The only flaw in the system is that these enthusiastic neutrals, these unimpeachable servants of the game, invariably decide that their endeavours are best recompensed not by a trip to London to see the big game, but by a phone call to their local tout: a good 90 per cent of them just flog the tickets they are given, and these tickets eventually end up in the hands of the fans who were denied them in the first place. It is a ludicrous process, a typically scandalous slice of Football Association idiocy: everybody knows what is going to happen, and nobody does anything about it.

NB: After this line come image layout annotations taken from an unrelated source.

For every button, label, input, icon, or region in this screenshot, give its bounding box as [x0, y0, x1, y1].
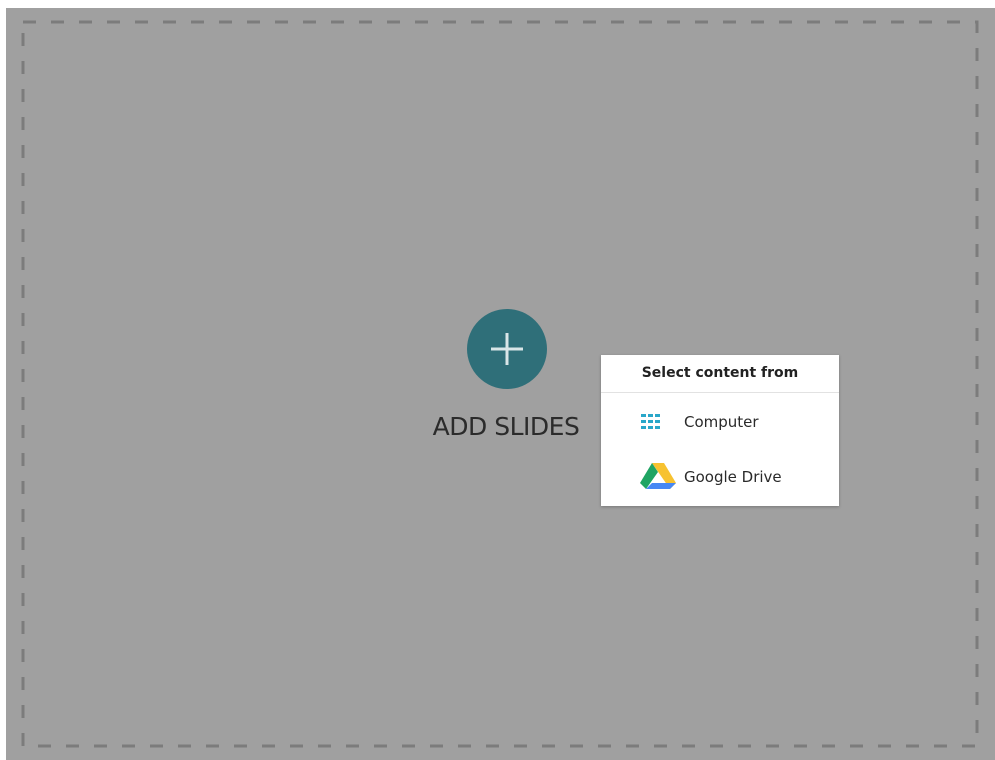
google-drive-icon	[640, 463, 676, 489]
drop-zone[interactable]: ADD SLIDES Select content from Computer	[6, 8, 995, 760]
menu-title: Select content from	[601, 355, 839, 393]
computer-grid-icon	[641, 414, 660, 429]
content-source-menu: Select content from Computer Google Driv…	[601, 355, 839, 506]
menu-item-google-drive[interactable]: Google Drive	[601, 453, 839, 501]
plus-icon	[491, 333, 523, 365]
menu-item-computer[interactable]: Computer	[601, 398, 839, 446]
menu-item-computer-label: Computer	[684, 413, 759, 431]
menu-item-google-drive-label: Google Drive	[684, 468, 782, 486]
add-slides-button[interactable]	[467, 309, 547, 389]
add-slides-label[interactable]: ADD SLIDES	[406, 412, 606, 441]
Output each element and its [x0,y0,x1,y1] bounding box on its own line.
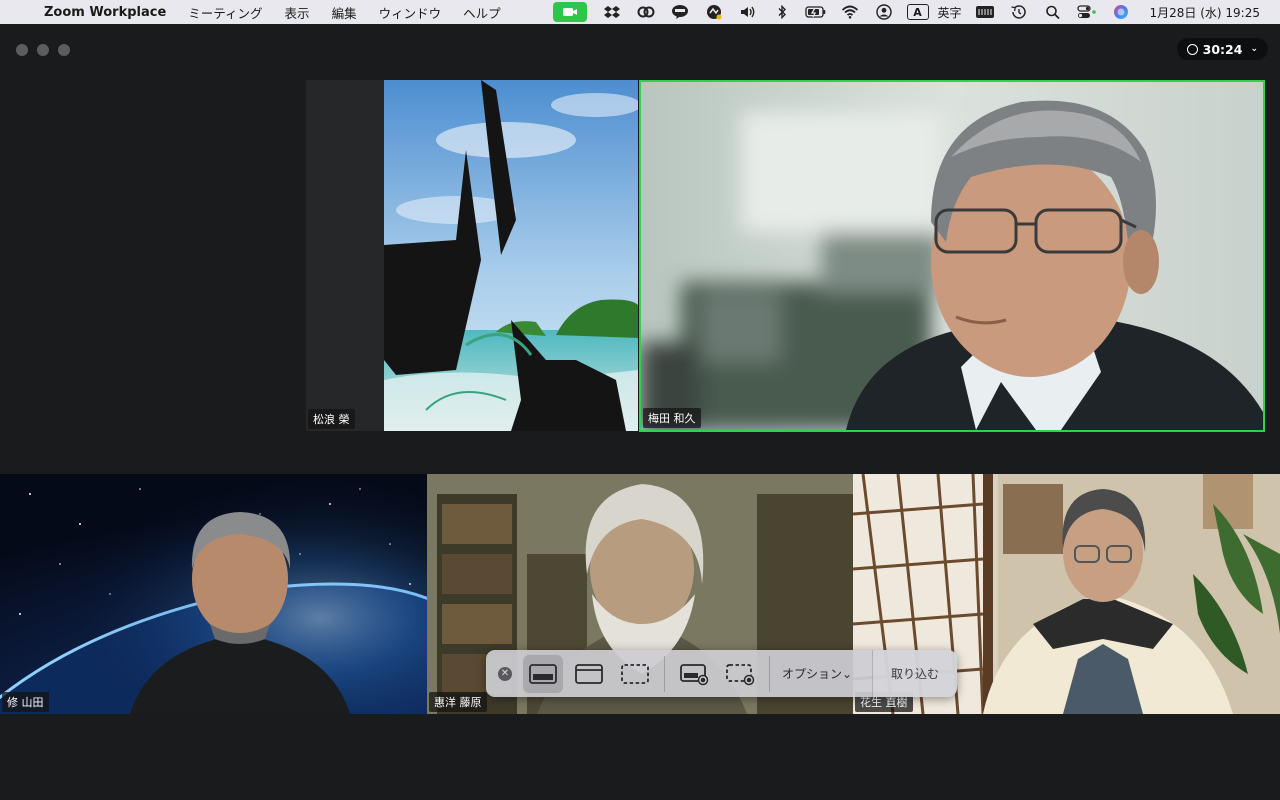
menu-view[interactable]: 表示 [274,3,321,22]
menu-help[interactable]: ヘルプ [452,3,512,22]
camera-in-use-icon[interactable] [552,2,587,22]
menubar-clock[interactable]: 1月28日 (水) 19:25 [1150,2,1260,22]
meeting-timer[interactable]: 30:24 ⌄ [1176,38,1268,60]
siri-icon[interactable] [1110,2,1132,22]
menu-edit[interactable]: 編集 [321,3,368,22]
video-feed-space [0,474,427,714]
wifi-icon[interactable] [839,2,861,22]
dropbox-icon[interactable] [601,2,623,22]
capture-button[interactable]: 取り込む [872,650,957,697]
participant-name-label: 松浪 榮 [308,409,355,429]
participant-name-label: 梅田 和久 [643,408,701,428]
record-screen-icon [680,663,709,685]
creative-cloud-icon[interactable] [635,2,657,22]
screen-icon [529,663,557,684]
battery-icon[interactable] [804,2,827,22]
backup-status-icon[interactable] [703,2,725,22]
participant-name-label: 修 山田 [2,692,49,712]
participant-video-yamada[interactable]: 修 山田 [0,474,427,714]
capture-selected-window-button[interactable] [569,655,609,693]
menu-app-name[interactable]: Zoom Workplace [40,5,177,20]
selection-icon [621,663,649,684]
window-icon [575,663,603,684]
chevron-down-icon: ⌄ [1250,44,1258,54]
record-entire-screen-button[interactable] [674,655,714,693]
line-icon[interactable] [669,2,691,22]
toolbar-divider [664,655,665,692]
options-dropdown[interactable]: オプション⌄ [776,665,860,682]
capture-selected-portion-button[interactable] [615,655,655,693]
control-center-icon[interactable] [1076,2,1098,22]
close-toolbar-icon[interactable]: ✕ [498,666,512,681]
user-account-icon[interactable] [873,2,895,22]
capture-entire-screen-button[interactable] [523,654,563,693]
minimize-window-button[interactable] [37,44,49,56]
screenshot-toolbar: ✕ オプション⌄ 取り込む [486,650,957,697]
toolbar-divider [769,655,770,692]
window-controls [16,44,70,56]
meeting-timer-value: 30:24 [1202,41,1243,57]
video-feed-beach [306,80,638,431]
bluetooth-icon[interactable] [771,2,793,22]
close-window-button[interactable] [16,44,28,56]
clock-icon [1186,43,1198,55]
spotlight-search-icon[interactable] [1042,2,1064,22]
menu-window[interactable]: ウィンドウ [368,3,453,22]
input-mode-label[interactable]: 英字 [938,2,962,22]
keyboard-input-icon[interactable] [974,2,996,22]
time-machine-icon[interactable] [1008,2,1030,22]
zoom-window-button[interactable] [58,44,70,56]
input-mode-badge[interactable]: A [906,4,929,20]
menu-meeting[interactable]: ミーティング [177,3,273,22]
participant-video-umeda-active-speaker[interactable]: 梅田 和久 [639,80,1265,432]
status-area: A 英字 1月28日 (水) 19:25 [547,0,1280,24]
volume-icon[interactable] [737,2,759,22]
participant-video-matsunami[interactable]: 松浪 榮 [306,80,638,431]
record-selection-icon [726,663,755,685]
video-feed-office [641,82,1263,430]
menu-bar: Zoom Workplace ミーティング 表示 編集 ウィンドウ ヘルプ A … [0,0,1280,24]
record-selected-portion-button[interactable] [720,655,760,693]
participant-name-label: 惠洋 藤原 [429,692,487,712]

Dad got me a ticket for the Ipswich final via work contacts, but there were others available, even at university, because the Blues are customarily sent half a dozen. (The following year, when Arsenal were again in the Final, I ended up with two tickets. One was from my next-door-neighbour, who had associations with a very big club in the north-west of England, a club that has been in trouble before with the FA for its cavalier distribution of Cup Final tickets: he simply wrote to them and asked for one, and they sent it to him.) There were, no doubt, many more deserving recipients of a seat than I, people who had spent the season travelling the length of the country watching Arsenal rather than messing around at college, but I was a genuine fan of one of the Cup Final teams, at least, and as such more entitled than many who were there.

My companions for the afternoon were affable, welcoming middle-aged men in their late thirties and early forties who simply had no conception of the import of the afternoon for the rest of us. To them it was an afternoon out, a fun thing to do on a Saturday afternoon; if I were to meet them again, they would, I think, be unable to recall the score that afternoon, or the scorer (at half-time they talked office politics), and in a way I envied them their indifference. Perhaps there is an argument which says that Cup Final tickets are wasted on the fans, in the way that youth is wasted on the young; these men, who knew just enough about football to get them through the afternoon, actively enjoyed the occasion, its drama and its noise and its momentum, whereas I hated every minute of it, as I had hated every Cup Final involving Arsenal.

I had now been an Arsenal supporter for ten seasons—just under half my life. In only two of those ten seasons had Arsenal won trophies; they had reached finals, and failed horribly, in another two. But these triumphs and failures had all occurred in my first four years, and I had gone from the age of fifteen, when I was living one life, to the age of twenty-one, when I was living a completely different one. Like gas lamps and horse-drawn carriages—or perhaps like Spirographs and Sekidens—Wembley and championships were beginning to seem as though they belonged to a previous world.